Unlike traditional AI models that often require detailed instructions and labeled data, Genie learns by observing actions and interactions in these videos, allowing it to create a 2D game from a Simple description in text or image.

It seems like some kind of miracle, but as explained in the research document about Genie published by Google DeepMind, the inner working process is relatively complicated:

Genie includes three core components:

Video Tokenizer: Imagine Genie as a skilled chef preparing a complex dish. Just like how a chef separates ingredients into smaller parts for easy manipulation, Video Tokenization processes huge blocks of video data into compact units called "tokens." These tokens serve as basic building blocks that help Genie understand the visual world.

Picture 1 of AI Genie - Google's answer to Sora: AI creates its own 2D game with a single image prompt! Picture 2 of AI Genie - Google's answer to Sora: AI creates its own 2D game with a single image prompt!
With just a single static image, AI Genie can create a simple 2D game like the one above.

Latent Action Model: In the second step, after "chopping" the video data into tokens, the Latent Action Model will take over the next process. Like a seasoned culinary expert, it meticulously analyzes the transitions between consecutive frames in the video. This analysis allows it to identify eight basic actions - the essential "spice" of Genie. These actions can include jumping, running, interacting with objects in the game environment.

Picture 3 of AI Genie - Google's answer to Sora: AI creates its own 2D game with a single image prompt! Picture 4 of AI Genie - Google's answer to Sora: AI creates its own 2D game with a single image prompt!
However, the image quality is still very rudimentary and the game content is quite simple.

Dynamics Model: Finally comes the process of Dynamics Modeling – the process of putting everything together. Similar to how a chef predicts flavor interactions based on selected ingredients, this model predicts the next frame in a video sequence. It takes into account the current state of the game world, including the player's actions, and generates the next visual output accordingly. This continuous process of prediction ultimately creates an interactive and engaging gaming experience.

However, currently, Genie is still in the process of development and still has many limitations.
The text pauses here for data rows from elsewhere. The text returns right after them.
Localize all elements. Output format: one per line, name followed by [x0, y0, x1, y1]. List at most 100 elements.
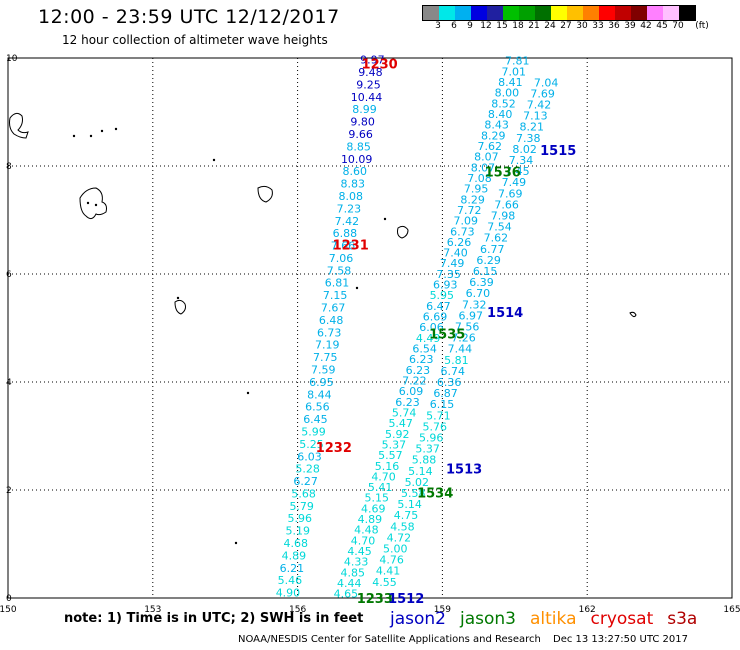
wave-height-value: 9.97 — [360, 54, 385, 67]
islet — [383, 217, 387, 221]
page-title: 12:00 - 23:59 UTC 12/12/2017 — [38, 6, 340, 28]
wave-height-value: 10.44 — [351, 91, 383, 104]
wave-height-value: 7.13 — [523, 110, 548, 123]
wave-height-value: 6.39 — [469, 276, 494, 289]
wave-height-value: 7.67 — [321, 302, 346, 315]
scale-swatch — [487, 6, 503, 20]
wave-height-value: 5.46 — [278, 574, 303, 587]
scale-tick-label: 39 — [624, 21, 636, 31]
wave-height-value: 5.00 — [383, 543, 408, 556]
x-tick-label: 159 — [434, 605, 451, 615]
islet — [176, 296, 180, 300]
island-outline — [397, 225, 409, 239]
y-tick-label: 4 — [6, 378, 12, 388]
wave-height-value: 6.56 — [305, 401, 330, 414]
scale-tick-label: 15 — [496, 21, 508, 31]
scale-tick-label: 70 — [672, 21, 684, 31]
scale-unit-label: (ft) — [695, 21, 709, 31]
scale-swatch — [535, 6, 551, 20]
islet — [212, 158, 216, 162]
scale-tick-label: 9 — [467, 21, 473, 31]
scale-tick-label: 27 — [560, 21, 572, 31]
y-tick-label: 6 — [6, 270, 12, 280]
island-outline — [257, 185, 273, 203]
wave-height-value: 6.36 — [437, 376, 462, 389]
wave-height-value: 7.19 — [315, 339, 340, 352]
y-tick-label: 10 — [6, 54, 18, 64]
wave-height-value: 6.03 — [297, 450, 322, 463]
islet — [100, 129, 104, 133]
scale-tick-label: 18 — [512, 21, 524, 31]
timestamp: Dec 13 13:27:50 UTC 2017 — [553, 634, 688, 645]
wave-height-value: 7.40 — [443, 247, 468, 260]
wave-height-value: 7.98 — [491, 210, 516, 223]
island-outline — [9, 112, 29, 139]
wave-height-value: 4.48 — [354, 524, 379, 537]
scale-swatch — [663, 6, 679, 20]
wave-height-value: 6.70 — [466, 287, 491, 300]
wave-height-value: 4.45 — [347, 545, 372, 558]
scale-tick-label: 36 — [608, 21, 620, 31]
wave-height-value: 8.07 — [474, 151, 499, 164]
wave-height-value: 4.58 — [390, 520, 415, 533]
scale-swatch — [583, 6, 599, 20]
scale-swatch — [631, 6, 647, 20]
wave-height-value: 6.77 — [480, 243, 505, 256]
wave-height-value: 6.23 — [395, 396, 420, 409]
legend-cryosat: cryosat — [590, 609, 654, 629]
wave-height-value: 6.48 — [319, 314, 344, 327]
wave-height-value: 7.59 — [311, 363, 336, 376]
wave-height-value: 5.95 — [430, 289, 455, 302]
wave-height-value: 8.60 — [342, 165, 367, 178]
wave-height-value: 7.26 — [451, 332, 476, 345]
scale-swatch — [615, 6, 631, 20]
wave-height-value: 7.35 — [436, 268, 461, 281]
wave-height-value: 5.99 — [301, 425, 326, 438]
wave-height-value: 6.09 — [399, 385, 424, 398]
wave-height-value: 5.14 — [397, 498, 422, 511]
scale-swatch — [599, 6, 615, 20]
wave-height-value: 8.40 — [488, 108, 513, 121]
wave-height-value: 6.29 — [476, 254, 501, 267]
wave-height-value: 4.90 — [276, 587, 301, 600]
islet — [355, 286, 359, 290]
wave-height-value: 8.85 — [346, 140, 371, 153]
wave-height-value: 5.02 — [405, 476, 430, 489]
island-outline — [174, 299, 186, 315]
wave-height-value: 4.89 — [358, 513, 383, 526]
pass-number-label: 1232 — [316, 441, 352, 456]
wave-height-value: 4.85 — [340, 566, 365, 579]
wave-height-value: 6.23 — [409, 353, 434, 366]
x-tick-label: 153 — [144, 605, 161, 615]
wave-height-value: 5.41 — [368, 481, 393, 494]
scale-swatch — [551, 6, 567, 20]
credit-line: NOAA/NESDIS Center for Satellite Applica… — [238, 634, 541, 645]
wave-height-value: 8.29 — [460, 193, 485, 206]
wave-height-value: 7.38 — [516, 132, 541, 145]
wave-height-value: 4.68 — [284, 537, 309, 550]
wave-height-value: 4.70 — [351, 534, 376, 547]
scale-swatch — [471, 6, 487, 20]
wave-height-value: 7.42 — [335, 215, 360, 228]
wave-height-value: 5.81 — [444, 354, 469, 367]
wave-height-value: 4.70 — [371, 470, 396, 483]
wave-height-value: 8.29 — [481, 129, 506, 142]
wave-height-value: 4.69 — [361, 502, 386, 515]
wave-height-value: 6.06 — [419, 321, 444, 334]
wave-height-value: 5.92 — [385, 428, 410, 441]
wave-height-value: 6.23 — [406, 364, 431, 377]
wave-height-value: 6.93 — [433, 279, 458, 292]
wave-height-value: 7.32 — [462, 298, 487, 311]
wave-height-value: 5.71 — [426, 409, 451, 422]
wave-height-value: 7.01 — [502, 65, 527, 78]
wave-height-value: 7.08 — [467, 172, 492, 185]
wave-height-value: 7.66 — [331, 240, 356, 253]
wave-height-value: 4.72 — [387, 531, 412, 544]
wave-height-value: 7.23 — [337, 202, 362, 215]
wave-height-value: 6.69 — [423, 311, 448, 324]
wave-height-value: 6.88 — [333, 227, 358, 240]
wave-height-value: 7.54 — [487, 221, 512, 234]
wave-height-value: 6.15 — [473, 265, 498, 278]
wave-height-value: 8.44 — [307, 388, 332, 401]
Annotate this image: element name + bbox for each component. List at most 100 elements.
For example, the display quality is still very poor when the new frame rate is only 1FPS, affecting image fidelity.

Even so, Genie's potential also makes many people question the future of jobs related to game development, especially positions with low roles in game development activities. The same thing is happening in the field of filmmaking when recently, a billionaire in Hollywood also said he used AI to edit his face in movies, instead of needing makeup experts to do makeup for him. figure.